House of Control has a solution for a contract register that makes compliance with EBA requirements easier and more robust – and it is already in use by several Nordic banks and other financial institutions. But what should you consider before entering a fintech outsourcing contract?
The independent government agency for financial sector supervision in Norway, Finanstilsynet, has issued guidelines for financial institutions on outsourcing fintech. The guidelines - based on EBA Guidelines for outsourcing arrangements - are written in an unusual clear language (in Norwegian).
Before a possible outsourcing, your company must consider the contractor (and its subcontractors when relevant). According to Finanstilsynet, the following factors may be relevant:
- When required, does the contractor have the necessary permissions?
- Are there any relationships between the contractor and the company that could cause conflicts of interest?
- Does the contractor have the sufficient capacity, competence and experience to perform the tasks in a responsible manner? This also applies to contingency plans that must be handled by the contractor.
- Has the contractor established a satisfactory system for risk management and internal control?
- Is the contractor certified, and if so, what controls are the basis for the relevant certification?
- Does the contractor have sufficient financial strength to be able to handle problems that may arise in the contractor's operations?
- Where is the contractor located, and where will the tasks be performed? This can be important for, among other things, the risk that personal data and other confidential information will be misused or misled. Location can also determine which legislation and which control and law enforcement regime applies to the contractor's and the contractor's activities.
- Does the contractor have a good reputation?

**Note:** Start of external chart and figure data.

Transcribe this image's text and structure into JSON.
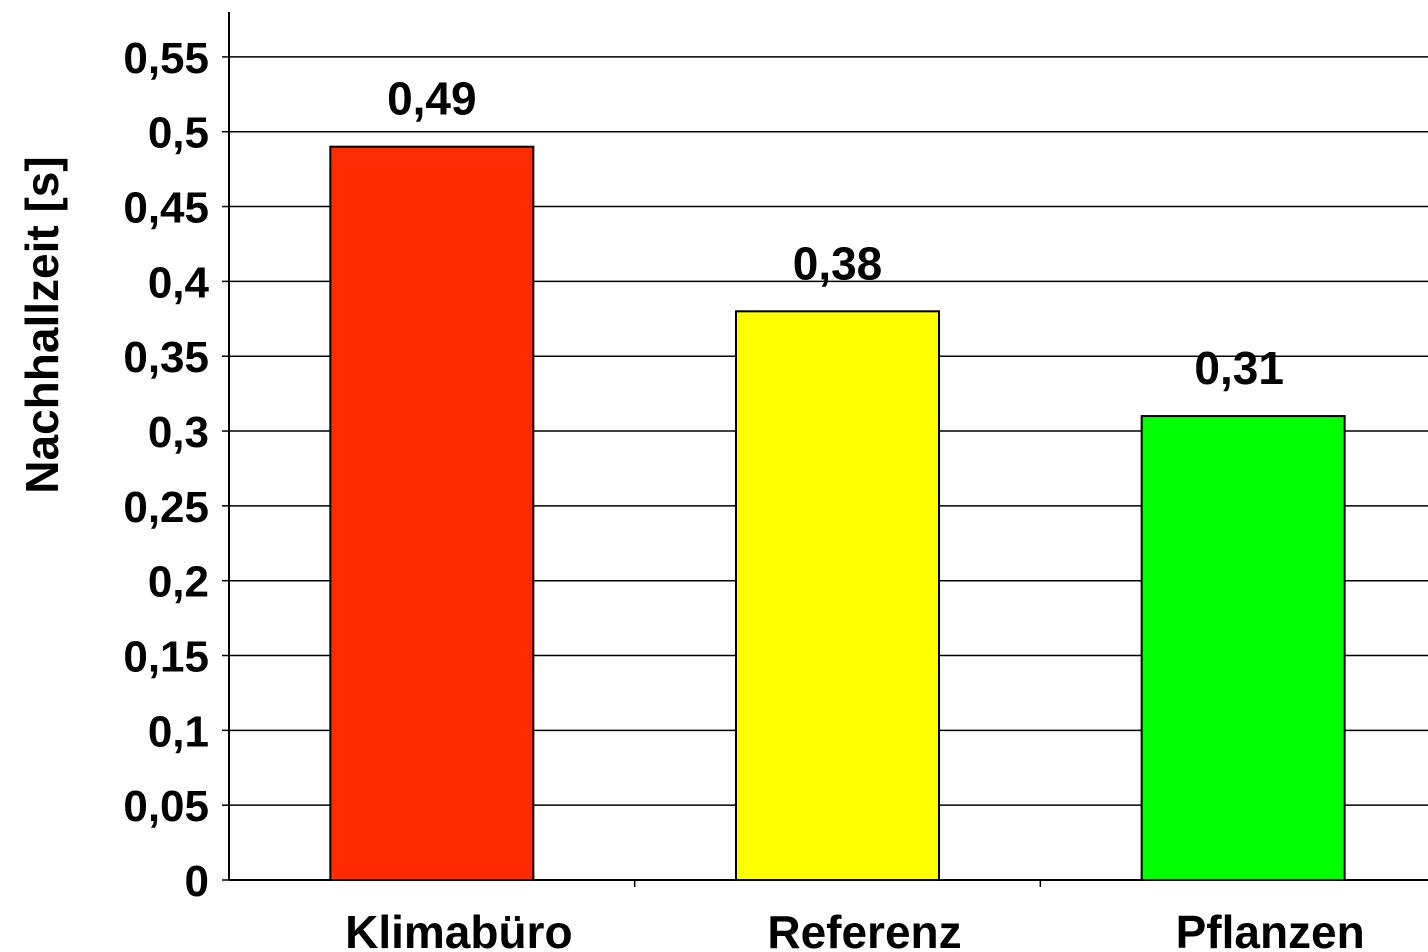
{
  "chart_data": {
    "type": "bar",
    "title": "",
    "xlabel": "",
    "ylabel": "Nachhallzeit [s]",
    "categories": [
      "Klimabüro",
      "Referenz",
      "Pflanzen"
    ],
    "values": [
      0.49,
      0.38,
      0.31
    ],
    "value_labels": [
      "0,49",
      "0,38",
      "0,31"
    ],
    "ylim": [
      0,
      0.58
    ],
    "yticks": [
      0,
      0.05,
      0.1,
      0.15,
      0.2,
      0.25,
      0.3,
      0.35,
      0.4,
      0.45,
      0.5,
      0.55
    ],
    "ytick_labels": [
      "0",
      "0,05",
      "0,1",
      "0,15",
      "0,2",
      "0,25",
      "0,3",
      "0,35",
      "0,4",
      "0,45",
      "0,5",
      "0,55"
    ],
    "grid": true,
    "legend": "none",
    "colors": [
      "#ff2a00",
      "#ffff00",
      "#00ff00"
    ]
  }
}
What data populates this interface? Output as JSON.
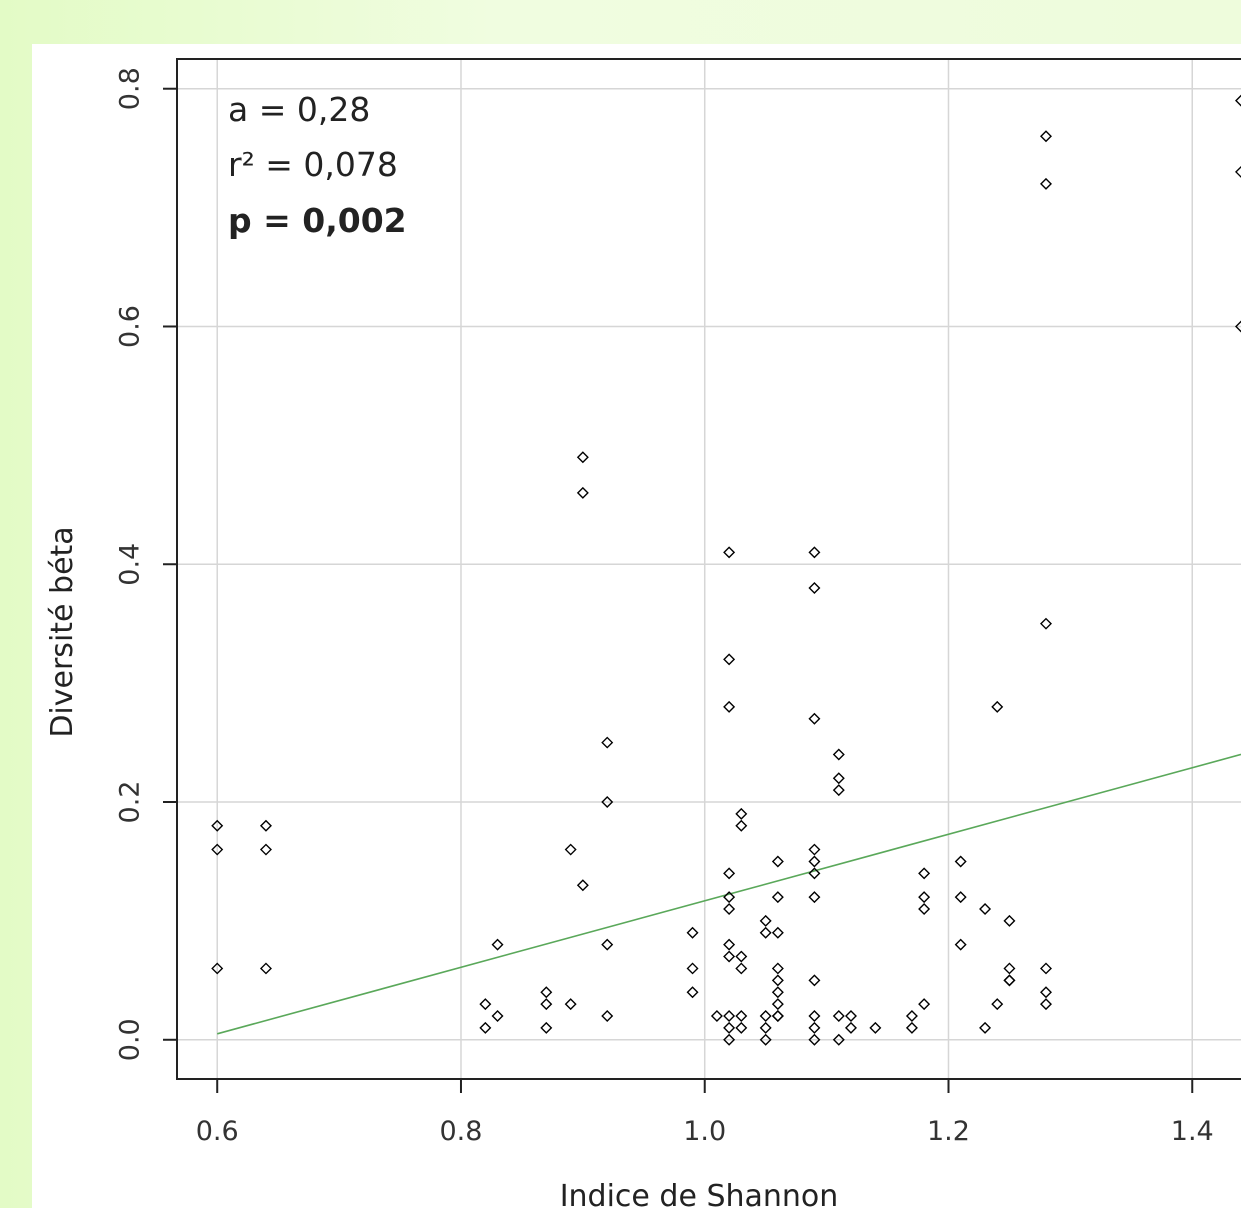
{
  "chart_data": {
    "type": "scatter",
    "title": "",
    "xlabel": "Indice de Shannon",
    "ylabel": "Diversité béta",
    "xlim": [
      0.567,
      1.44
    ],
    "ylim": [
      -0.033,
      0.825
    ],
    "x_ticks": [
      0.6,
      0.8,
      1.0,
      1.2,
      1.4
    ],
    "y_ticks": [
      0.0,
      0.2,
      0.4,
      0.6,
      0.8
    ],
    "x_tick_labels": [
      "0.6",
      "0.8",
      "1.0",
      "1.2",
      "1.4"
    ],
    "y_tick_labels": [
      "0.0",
      "0.2",
      "0.4",
      "0.6",
      "0.8"
    ],
    "grid": true,
    "annotations": {
      "slope": "a = 0,28",
      "r2": "r² = 0,078",
      "p": "p = 0,002"
    },
    "regression_line": {
      "x": [
        0.6,
        1.44
      ],
      "y": [
        0.005,
        0.24
      ],
      "color": "#5aa85a"
    },
    "marker_color": "#000000",
    "points": {
      "x": [
        0.6,
        0.6,
        0.6,
        0.64,
        0.64,
        0.64,
        0.82,
        0.82,
        0.83,
        0.83,
        0.87,
        0.87,
        0.87,
        0.89,
        0.89,
        0.9,
        0.9,
        0.9,
        0.92,
        0.92,
        0.92,
        0.92,
        0.99,
        0.99,
        0.99,
        1.01,
        1.02,
        1.02,
        1.02,
        1.02,
        1.02,
        1.02,
        1.02,
        1.02,
        1.02,
        1.02,
        1.02,
        1.03,
        1.03,
        1.03,
        1.03,
        1.03,
        1.03,
        1.05,
        1.05,
        1.05,
        1.05,
        1.05,
        1.06,
        1.06,
        1.06,
        1.06,
        1.06,
        1.06,
        1.06,
        1.06,
        1.06,
        1.09,
        1.09,
        1.09,
        1.09,
        1.09,
        1.09,
        1.09,
        1.09,
        1.09,
        1.09,
        1.09,
        1.11,
        1.11,
        1.11,
        1.11,
        1.11,
        1.12,
        1.12,
        1.14,
        1.17,
        1.17,
        1.18,
        1.18,
        1.18,
        1.18,
        1.21,
        1.21,
        1.21,
        1.23,
        1.23,
        1.24,
        1.24,
        1.25,
        1.25,
        1.25,
        1.25,
        1.28,
        1.28,
        1.28,
        1.28,
        1.28,
        1.28,
        1.44,
        1.44,
        1.44
      ],
      "y": [
        0.18,
        0.16,
        0.06,
        0.18,
        0.16,
        0.06,
        0.03,
        0.01,
        0.08,
        0.02,
        0.04,
        0.03,
        0.01,
        0.16,
        0.03,
        0.49,
        0.46,
        0.13,
        0.25,
        0.2,
        0.08,
        0.02,
        0.09,
        0.06,
        0.04,
        0.02,
        0.41,
        0.32,
        0.28,
        0.14,
        0.12,
        0.11,
        0.08,
        0.07,
        0.02,
        0.01,
        0.0,
        0.19,
        0.18,
        0.07,
        0.06,
        0.02,
        0.01,
        0.1,
        0.09,
        0.02,
        0.01,
        0.0,
        0.15,
        0.12,
        0.09,
        0.06,
        0.05,
        0.04,
        0.03,
        0.02,
        0.02,
        0.41,
        0.38,
        0.27,
        0.16,
        0.15,
        0.14,
        0.12,
        0.05,
        0.02,
        0.01,
        0.0,
        0.24,
        0.22,
        0.21,
        0.02,
        0.0,
        0.02,
        0.01,
        0.01,
        0.02,
        0.01,
        0.14,
        0.12,
        0.11,
        0.03,
        0.15,
        0.12,
        0.08,
        0.11,
        0.01,
        0.28,
        0.03,
        0.1,
        0.06,
        0.05,
        0.05,
        0.76,
        0.72,
        0.35,
        0.06,
        0.04,
        0.03,
        0.79,
        0.73,
        0.6
      ]
    }
  }
}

- Does the contractor follow the principles of good corporate governance, and does the contractor act in a manner that is in accordance with the company's values and ethical guidelines?
- Do you have control mechanisms in place that provides an opportunity to influence the contractor's behavior beyond what follows from the contract?
- Does your board have a real opportunity to fulfill its responsibility for ensuring that the business is run properly by outsourcing to parent companies, companies with the same owner or the like?
Finanstilsynet writes that “further investigations the company should make of the contractor depends on the contract’s significance for the company's activities and reputation”. The requirement for your “assessments of the contractor and any subcontractors is tightened if the outsourced tasks are business-critical or otherwise of great importance” to your business.